O Autismo tem ganho destaques e manchetes nos últimos dias particularmente da associação feita pelo presidente da grande nação norte-americana acerca da associação entre paracetamol e autismo. Esta associação foi imediatamente contestada por diferentes Sociedades Científicas as quais sustentaram que tais associações entre as duas variáveis não têm base científica. Em outras palavras, não há evidências estatísticas (mesmo com tamanhos de efeitos pequenos) a partir dos estudos indicando que o uso do paracetamol, especialmente na gravidez, cause autismo, ou seja, uma relação direta de causa e efeito. Mas como definimos o constructo Autismo? Ele é definido como um transtorno de neurodesenvolvimento e é associado com uma etiologia multifatorial. O processo patofisiológico do autismo inclui fatores genéticos e ambientais. Autismo é uma patologia heterogênea, mais acuradamente, definida como Transtorno do Espectro Autista (TEA). Pessoas com TEA apresentam no mínimo três das seguintes deficiências, ou incapacidades: (1) dificuldades qualitativas nas interações sociais, (2) dificuldades qualitativas na comunicação e (3) padrões restritos, repetitivos e estereotipados de comportamentos, interesses e atividades. Ademais, autismo é associado com várias outras condições clínicas, incluindo incapacidade cognitiva, hiperatividade, transtorno de déficit de atenção, transtornos motores, desordens do sono, entre outras. No livro Neurodesenvolvimento e seus transtornos, Santos, Arruda, Masruha e M.A. Arruda (2025; Neurowiser) descrevem além do autismo, inúmeros outros transtornos.
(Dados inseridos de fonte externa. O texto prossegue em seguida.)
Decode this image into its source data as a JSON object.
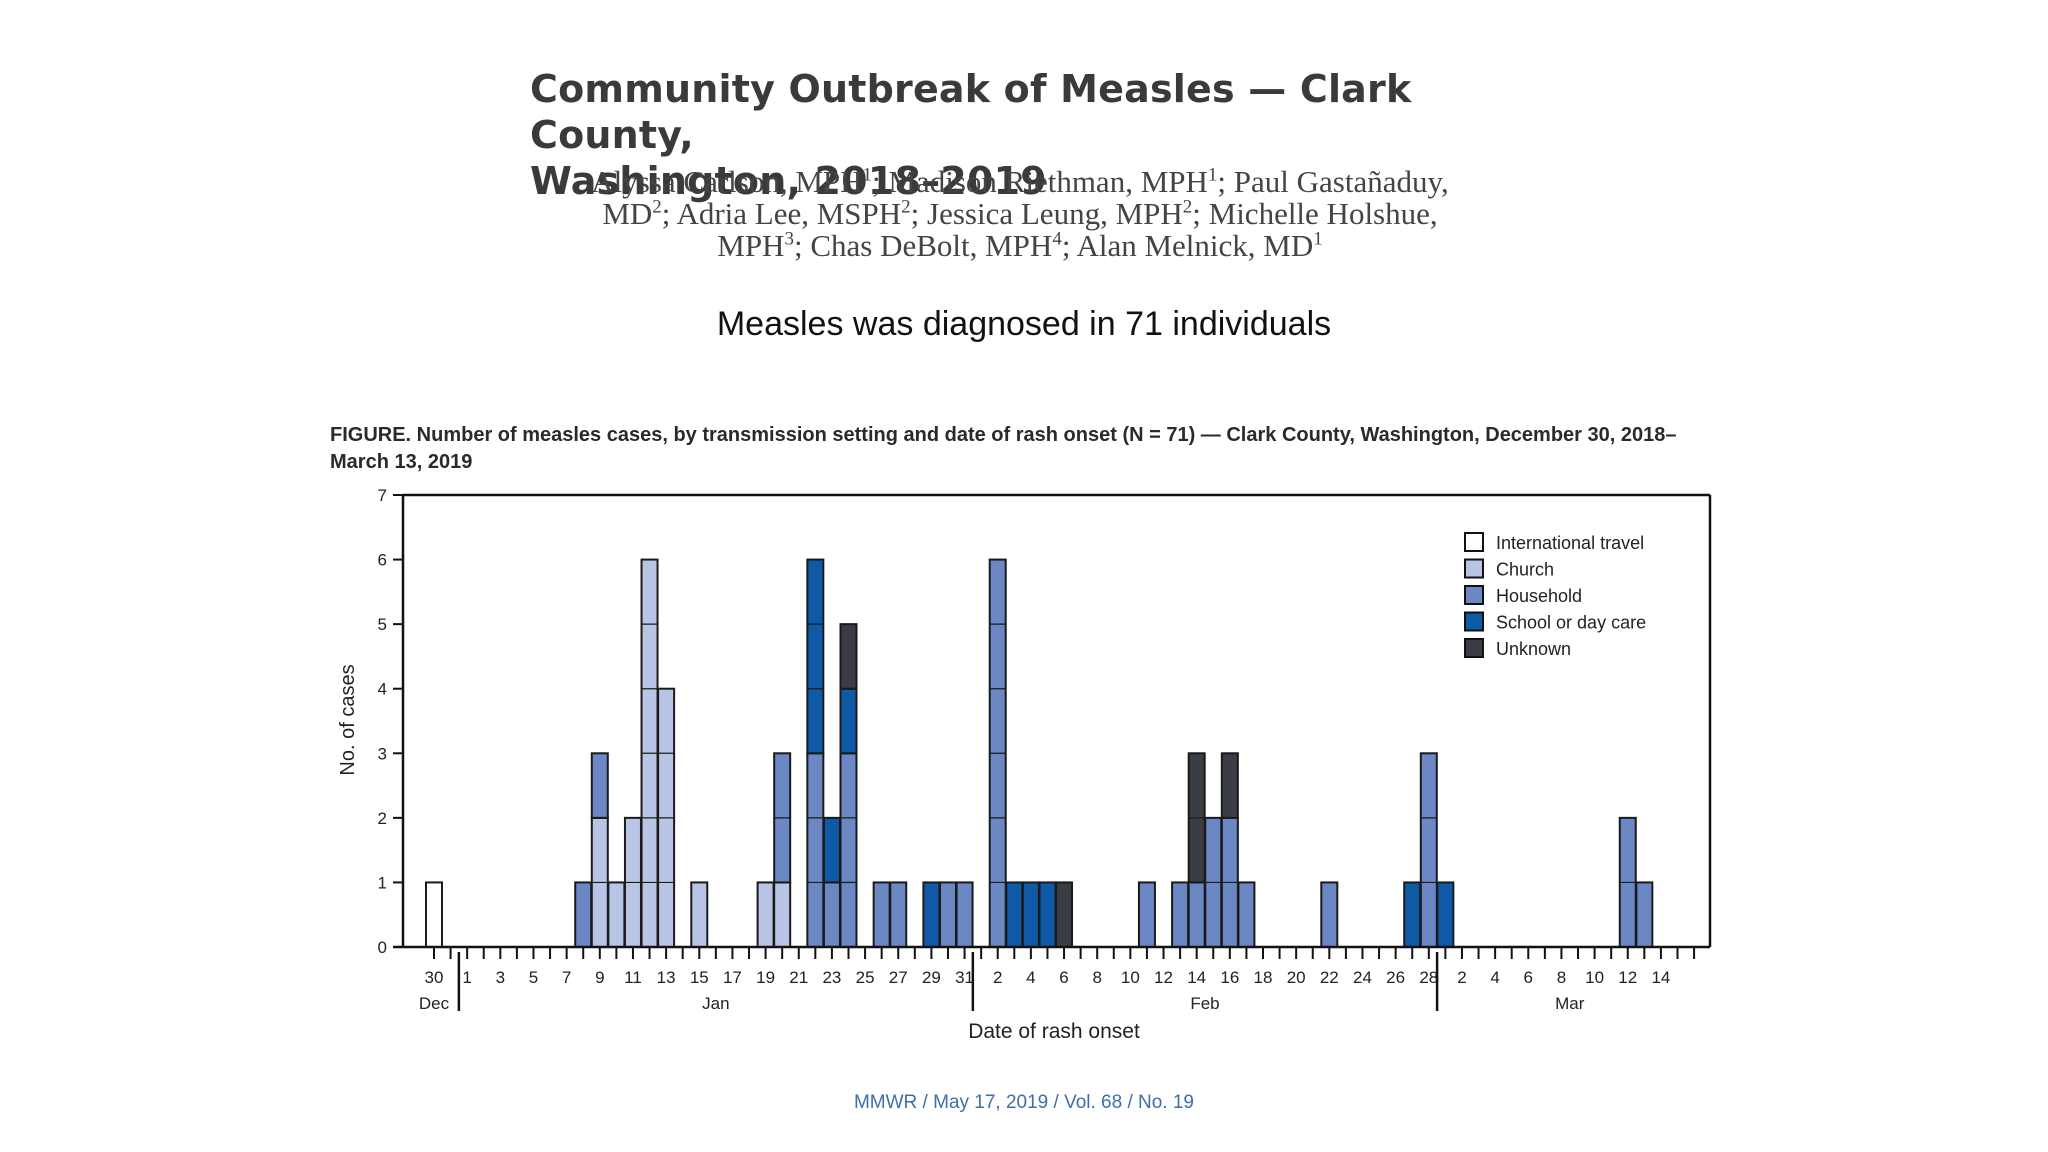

Adicione a isso dificuldades para reconhecer, e entender, as expectativas e intenções dos outros, resultando, então, na má interpretação, ou não interpretação, do que os outros estão dizendo. Pessoas com autismo têm dificuldade com as funções executivas, especialmente com organização, pobre manejo do tempo e em planejar suas atividades e distribui-las no mesmo. Sua resistência em lidar com eventos inesperados faz com que necessitem de rotina. Em adição, têm grande déficit no pensamento diacrônico, ou seja, na habilidade para entender quais transformações ocorrem ao longo de um período, bem como, que estas não significam alteração de identidades, além de entenderem que eventos acontecendo sucessivamente podem ser partes de um mesmo todo. Parecem ter a capacidade mnemônica episódica reduzida, isto é, dificuldade de relembrar eventos do passado que se conectam intimamente às suas experiências pessoais, além de dificuldade para se projetarem no futuro, de forma a imaginarem experiências vindouras devido a sua incapacidade de construir uma determinada cena, que reúna múltiplos elementos sensoriais oriundos de algo imaginário.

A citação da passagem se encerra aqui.